Date: 09 January 2014 Source: Primary Industries Minister Nathan Guy and Conservation Minister Dr Nick Smith
Primary Industries Minister Nathan Guy and Conservation Minister Dr Nick Smith today confirmed the Government’s decision to ban shark finning and have tightened the timetable in response to 45,300 submissions on the National Plan of Action for the Conservation and Management of Sharks.
“The 45,300 submissions in favour of the proposal to ban finning show New Zealanders’ attitudes to sharks have come a long way since the ‘Jaws’ days. It is now widely recognised that sharks are an important part of the marine ecosystem and that we need to ensure the 113 species of shark in our waters survive,” Dr Smith says.

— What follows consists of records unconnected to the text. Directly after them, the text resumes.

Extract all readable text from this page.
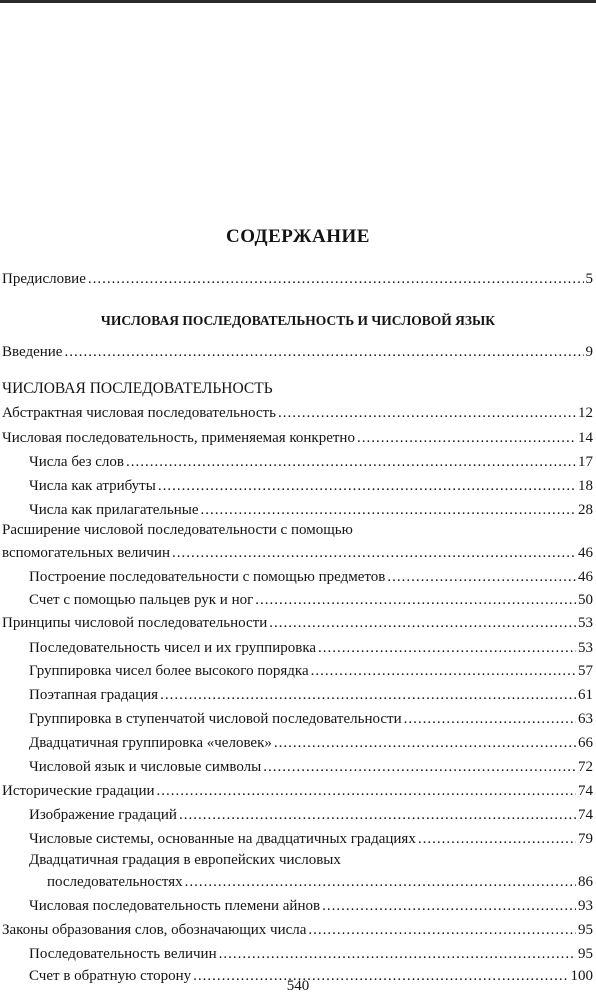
СОДЕРЖАНИЕ
Предисловие .....	5
ЧИСЛОВАЯ ПОСЛЕДОВАТЕЛЬНОСТЬ И ЧИСЛОВОЙ ЯЗЫК
Введение .....	9
ЧИСЛОВАЯ ПОСЛЕДОВАТЕЛЬНОСТЬ
Абстрактная числовая последовательность .....	12
Числовая последовательность, применяемая конкретно .....	14
Числа без слов .....	17
Числа как атрибуты .....	18
Числа как прилагательные .....	28
Расширение числовой последовательности с помощью
вспомогательных величин .....	46
Построение последовательности с помощью предметов .....	46
Счет с помощью пальцев рук и ног .....	50
Принципы числовой последовательности .....	53
Последовательность чисел и их группировка .....	53
Группировка чисел более высокого порядка .....	57
Поэтапная градация .....	61
Группировка в ступенчатой числовой последовательности .....	63
Двадцатичная группировка «человек» .....	66
Числовой язык и числовые символы .....	72
Исторические градации .....	74
Изображение градаций .....	74
Числовые системы, основанные на двадцатичных градациях .....	79
Двадцатичная градация в европейских числовых
последовательностях .....	86
Числовая последовательность племени айнов .....	93
Законы образования слов, обозначающих числа .....	95
Последовательность величин .....	95
Счет в обратную сторону .....	100
540
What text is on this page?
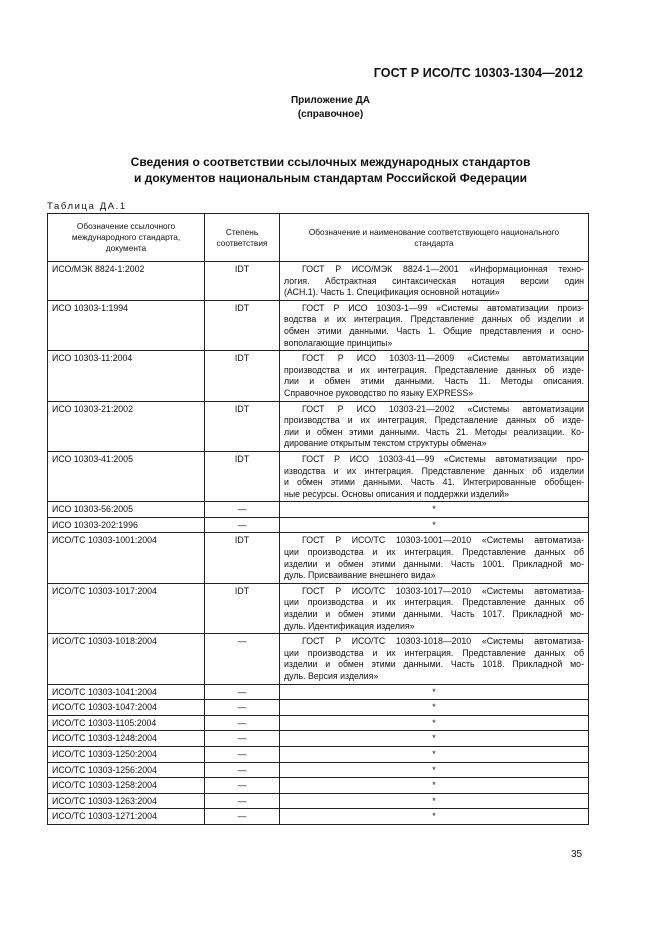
ГОСТ Р ИСО/ТС 10303-1304—2012
Приложение ДА
(справочное)
Сведения о соответствии ссылочных международных стандартов
и документов национальным стандартам Российской Федерации
Таблица ДА.1
Обозначение ссылочного
международного стандарта,
документа	Степень
соответствия	Обозначение и наименование соответствующего национального
стандарта
ИСО/МЭК 8824-1:2002	IDT	ГОСТ Р ИСО/МЭК 8824-1—2001 «Информационная техно-
логия. Абстрактная синтаксическая нотация версии один
(АСН.1). Часть 1. Спецификация основной нотации»

ИСО 10303-1:1994	IDT	ГОСТ Р ИСО 10303-1—99 «Системы автоматизации произ-
водства и их интеграция. Представление данных об изделии и
обмен этими данными. Часть 1. Общие представления и осно-
вополагающие принципы»

ИСО 10303-11:2004	IDT	ГОСТ Р ИСО 10303-11—2009 «Системы автоматизации
производства и их интеграция. Представление данных об изде-
лии и обмен этими данными. Часть 11. Методы описания.
Справочное руководство по языку EXPRESS»

ИСО 10303-21:2002	IDT	ГОСТ Р ИСО 10303-21—2002 «Системы автоматизации
производства и их интеграция. Представление данных об изде-
лии и обмен этими данными. Часть 21. Методы реализации. Ко-
дирование открытым текстом структуры обмена»

ИСО 10303-41:2005	IDT	ГОСТ Р ИСО 10303-41—99 «Системы автоматизации про-
изводства и их интеграция. Представление данных об изделии
и обмен этими данными. Часть 41. Интегрированные обобщен-
ные ресурсы. Основы описания и поддержки изделий»

ИСО 10303-56:2005	—	*
ИСО 10303-202:1996	—	*
ИСО/ТС 10303-1001:2004	IDT	ГОСТ Р ИСО/ТС 10303-1001—2010 «Системы автоматиза-
ции производства и их интеграция. Представление данных об
изделии и обмен этими данными. Часть 1001. Прикладной мо-
дуль. Присваивание внешнего вида»

ИСО/ТС 10303-1017:2004	IDT	ГОСТ Р ИСО/ТС 10303-1017—2010 «Системы автоматиза-
ции производства и их интеграция. Представление данных об
изделии и обмен этими данными. Часть 1017. Прикладной мо-
дуль. Идентификация изделия»

ИСО/ТС 10303-1018:2004	—	ГОСТ Р ИСО/ТС 10303-1018—2010 «Системы автоматиза-
ции производства и их интеграция. Представление данных об
изделии и обмен этими данными. Часть 1018. Прикладной мо-
дуль. Версия изделия»

ИСО/ТС 10303-1041:2004	—	*
ИСО/ТС 10303-1047:2004	—	*
ИСО/ТС 10303-1105:2004	—	*
ИСО/ТС 10303-1248:2004	—	*
ИСО/ТС 10303-1250:2004	—	*
ИСО/ТС 10303-1256:2004	—	*
ИСО/ТС 10303-1258:2004	—	*
ИСО/ТС 10303-1263:2004	—	*
ИСО/ТС 10303-1271:2004	—	*
35
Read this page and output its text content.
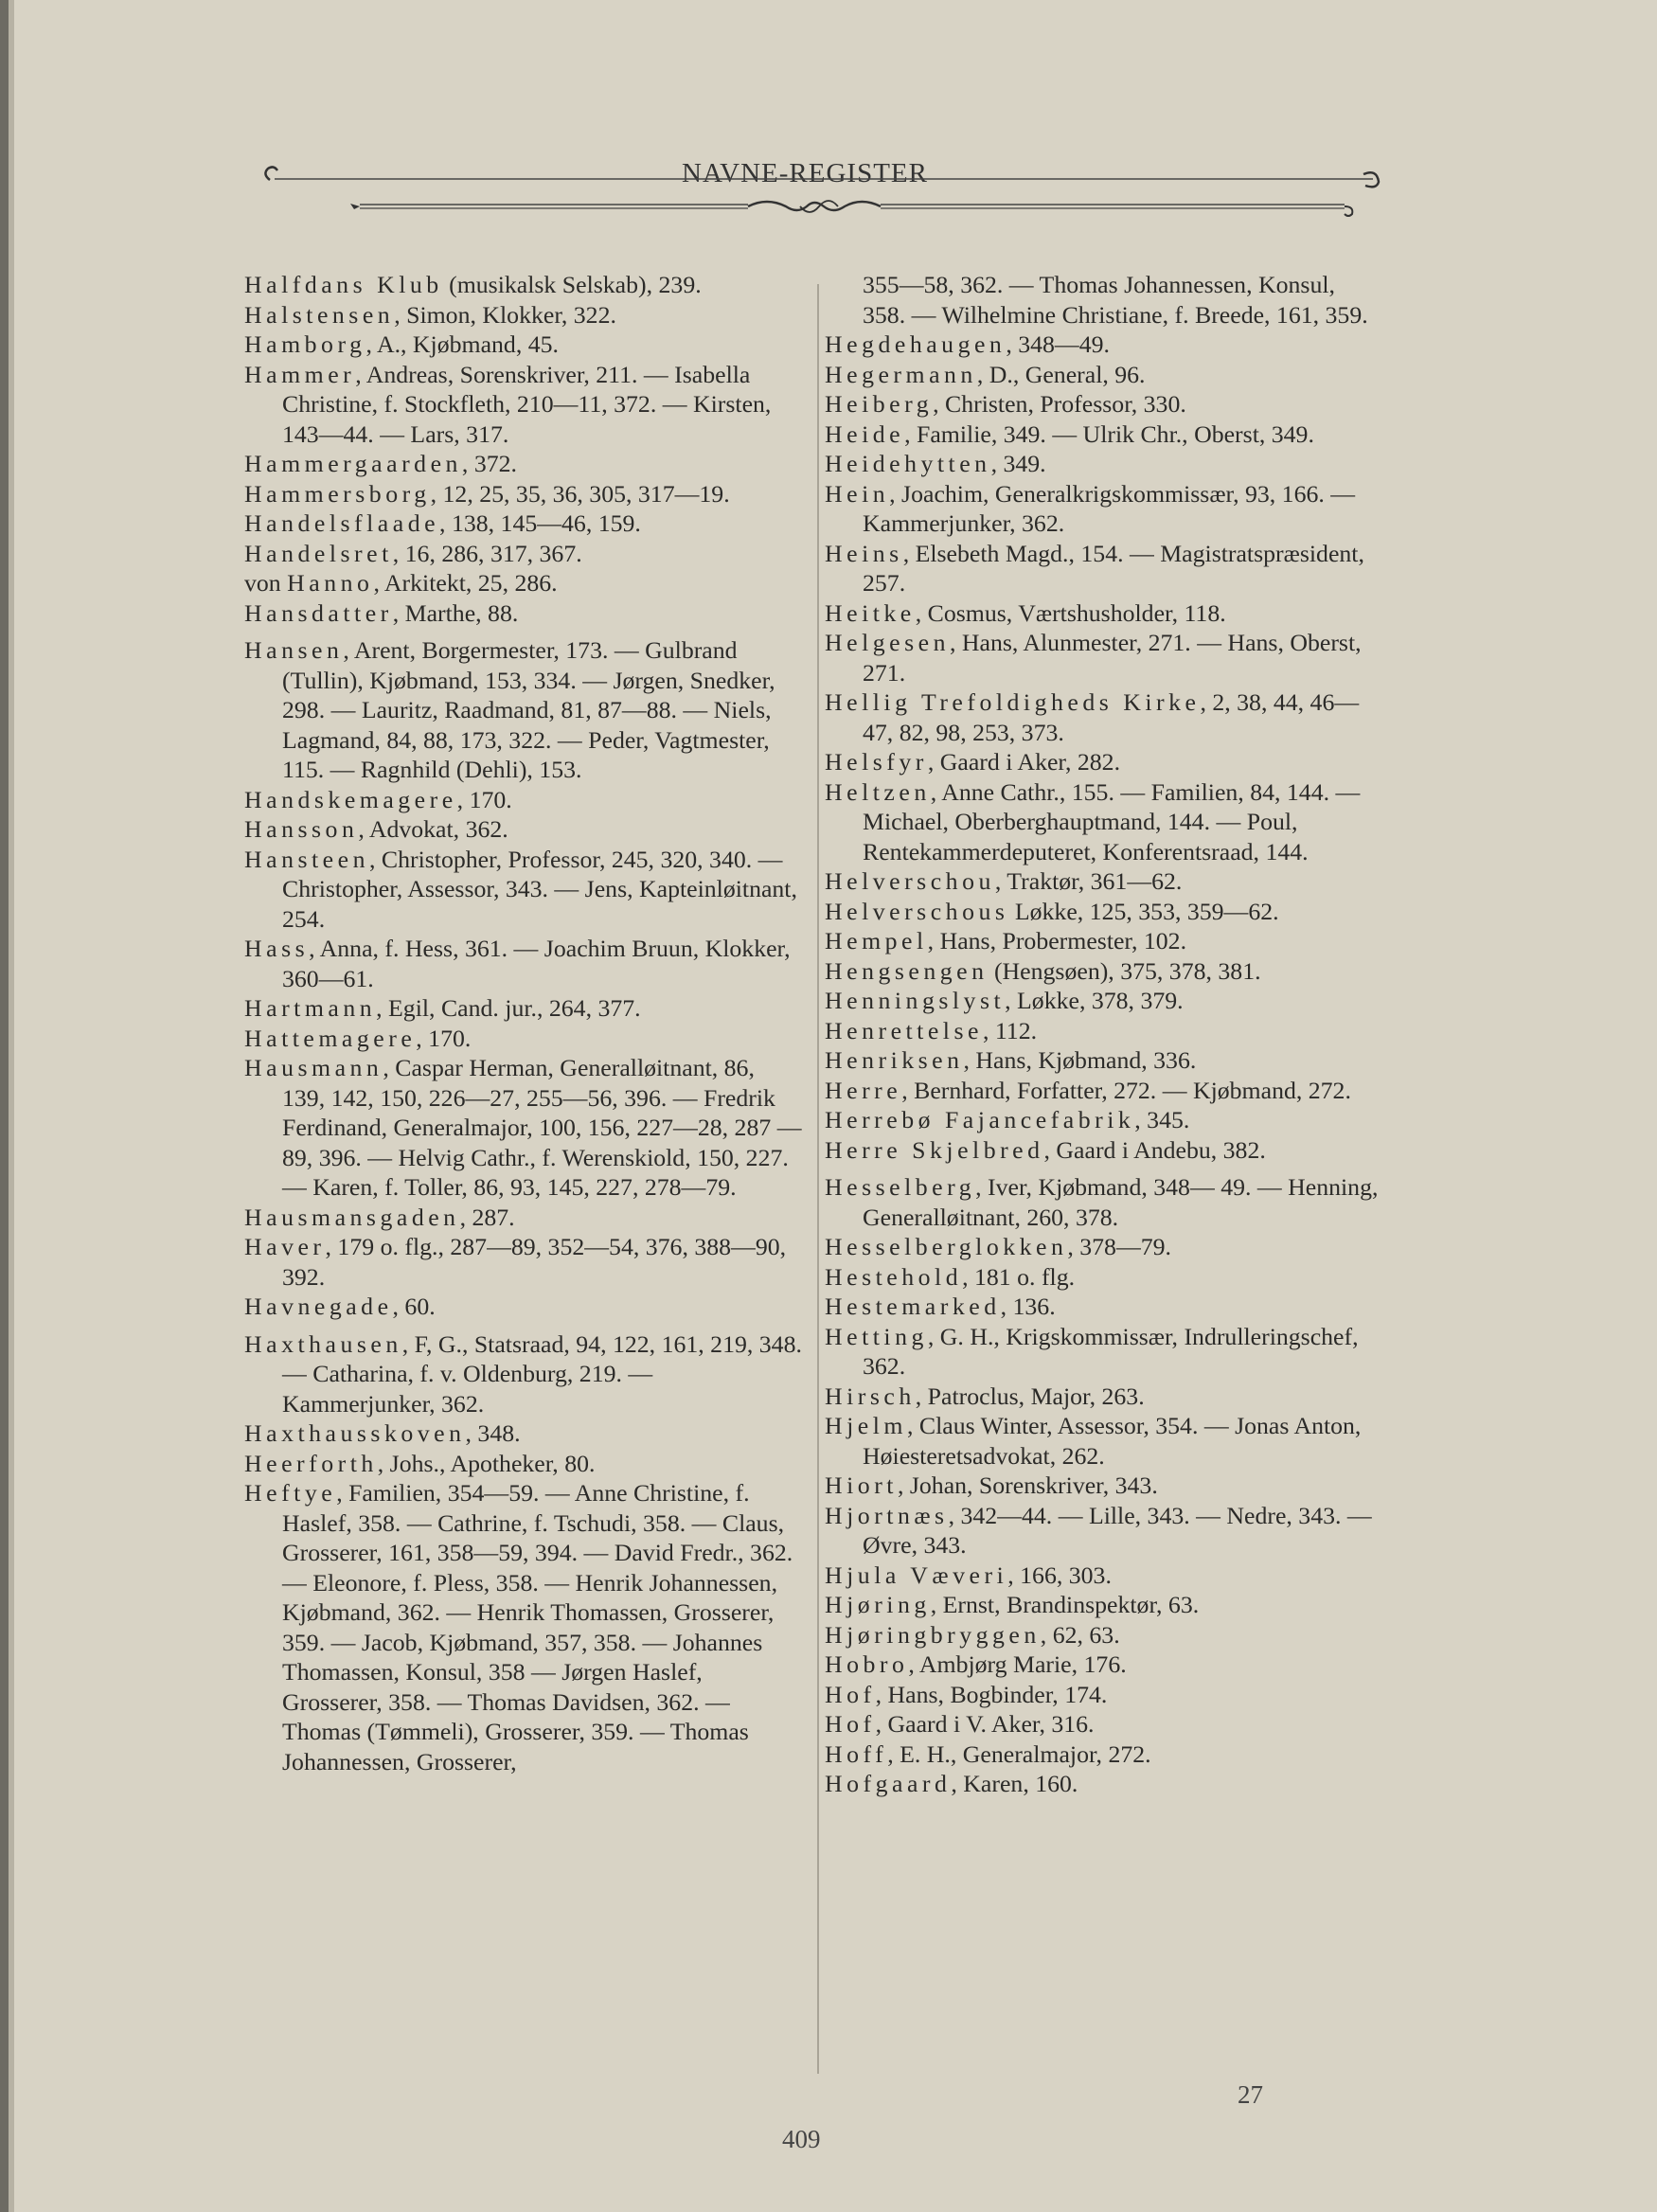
NAVNE-REGISTER

Halfdans Klub (musikalsk Selskab), 239.

Halstensen, Simon, Klokker, 322.

Hamborg, A., Kjøbmand, 45.

Hammer, Andreas, Sorenskriver, 211. — Isabella Christine, f. Stockfleth, 210—11, 372. — Kirsten, 143—44. — Lars, 317.

Hammergaarden, 372.

Hammersborg, 12, 25, 35, 36, 305, 317—19.

Handelsflaade, 138, 145—46, 159.

Handelsret, 16, 286, 317, 367.

von Hanno, Arkitekt, 25, 286.

Hansdatter, Marthe, 88.

Hansen, Arent, Borgermester, 173. — Gulbrand (Tullin), Kjøbmand, 153, 334. — Jørgen, Snedker, 298. — Lauritz, Raadmand, 81, 87—88. — Niels, Lagmand, 84, 88, 173, 322. — Peder, Vagtmester, 115. — Ragnhild (Dehli), 153.

Handskemagere, 170.

Hansson, Advokat, 362.

Hansteen, Christopher, Professor, 245, 320, 340. — Christopher, Assessor, 343. — Jens, Kapteinløitnant, 254.

Hass, Anna, f. Hess, 361. — Joachim Bruun, Klokker, 360—61.

Hartmann, Egil, Cand. jur., 264, 377.

Hattemagere, 170.

Hausmann, Caspar Herman, Generalløitnant, 86, 139, 142, 150, 226—27, 255—56, 396. — Fredrik Ferdinand, Generalmajor, 100, 156, 227—28, 287 —89, 396. — Helvig Cathr., f. Werenskiold, 150, 227. — Karen, f. Toller, 86, 93, 145, 227, 278—79.

Hausmansgaden, 287.

Haver, 179 o. flg., 287—89, 352—54, 376, 388—90, 392.

Havnegade, 60.

Haxthausen, F, G., Statsraad, 94, 122, 161, 219, 348. — Catharina, f. v. Oldenburg, 219. — Kammerjunker, 362.

Haxthausskoven, 348.

Heerforth, Johs., Apotheker, 80.

Heftye, Familien, 354—59. — Anne Christine, f. Haslef, 358. — Cathrine, f. Tschudi, 358. — Claus, Grosserer, 161, 358—59, 394. — David Fredr., 362. — Eleonore, f. Pless, 358. — Henrik Johannessen, Kjøbmand, 362. — Henrik Thomassen, Grosserer, 359. — Jacob, Kjøbmand, 357, 358. — Johannes Thomassen, Konsul, 358 — Jørgen Haslef, Grosserer, 358. — Thomas Davidsen, 362. — Thomas (Tømmeli), Grosserer, 359. — Thomas Johannessen, Grosserer,

355—58, 362. — Thomas Johannessen, Konsul, 358. — Wilhelmine Christiane, f. Breede, 161, 359.

Hegdehaugen, 348—49.

Hegermann, D., General, 96.

Heiberg, Christen, Professor, 330.

Heide, Familie, 349. — Ulrik Chr., Oberst, 349.

Heidehytten, 349.

Hein, Joachim, Generalkrigskommissær, 93, 166. — Kammerjunker, 362.

Heins, Elsebeth Magd., 154. — Magistratspræsident, 257.

Heitke, Cosmus, Værtshusholder, 118.

Helgesen, Hans, Alunmester, 271. — Hans, Oberst, 271.

Hellig Trefoldigheds Kirke, 2, 38, 44, 46—47, 82, 98, 253, 373.

Helsfyr, Gaard i Aker, 282.

Heltzen, Anne Cathr., 155. — Familien, 84, 144. — Michael, Oberberghauptmand, 144. — Poul, Rentekammerdeputeret, Konferentsraad, 144.

Helverschou, Traktør, 361—62.

Helverschous Løkke, 125, 353, 359—62.

Hempel, Hans, Probermester, 102.

Hengsengen (Hengsøen), 375, 378, 381.

Henningslyst, Løkke, 378, 379.

Henrettelse, 112.

Henriksen, Hans, Kjøbmand, 336.

Herre, Bernhard, Forfatter, 272. — Kjøbmand, 272.

Herrebø Fajancefabrik, 345.

Herre Skjelbred, Gaard i Andebu, 382.

Hesselberg, Iver, Kjøbmand, 348— 49. — Henning, Generalløitnant, 260, 378.

Hesselberglokken, 378—79.

Hestehold, 181 o. flg.

Hestemarked, 136.

Hetting, G. H., Krigskommissær, Indrulleringschef, 362.

Hirsch, Patroclus, Major, 263.

Hjelm, Claus Winter, Assessor, 354. — Jonas Anton, Høiesteretsadvokat, 262.

Hiort, Johan, Sorenskriver, 343.

Hjortnæs, 342—44. — Lille, 343. — Nedre, 343. — Øvre, 343.

Hjula Væveri, 166, 303.

Hjøring, Ernst, Brandinspektør, 63.

Hjøringbryggen, 62, 63.

Hobro, Ambjørg Marie, 176.

Hof, Hans, Bogbinder, 174.

Hof, Gaard i V. Aker, 316.

Hoff, E. H., Generalmajor, 272.

Hofgaard, Karen, 160.

27
409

“We have taken on board submitters’ concerns that the timetable for banning shark finning should be sooner. A first tranche of shark species will be covered by the shark finning ban from 1 October 2014, a second tranche from 1 October 2015, and only the highly migratory blue sharks will be left until 1 October 2016. This tightened timetable is achievable and puts in place these new protections for sharks as quickly as possible,” Mr Guy says.
“It is already an offence under the Animal Welfare Act to fin a shark and return it to sea alive. Under the extended ban, it will also become illegal to catch a shark, kill it, remove its fins and dump the carcass at sea,” Mr Guy says.
The National Plan of Action for the Conservation and Management of Sharks (NPOA) also contains a range of goals for the conservation and management of sharks to maintain their biodiversity and long-term viability, including communication and education, non-fishing threats, international engagement, and research and information.
“Sharks play an important role in our marine ecosystems, and this plan builds on New Zealand’s proud history of balancing conservation and the prudent use of resources to ensure their long-term sustainability,” Dr Smith says.
“The commercial fishing industry has been aware for some time that changes were coming. Timing for the banning of shark finning provides sufficient lead in for the industry to practically adjust their processes," Mr Guy says.
The NPOA-Sharks will be reviewed again in 2017, with the intention of issuing a revised NPOA in 2018.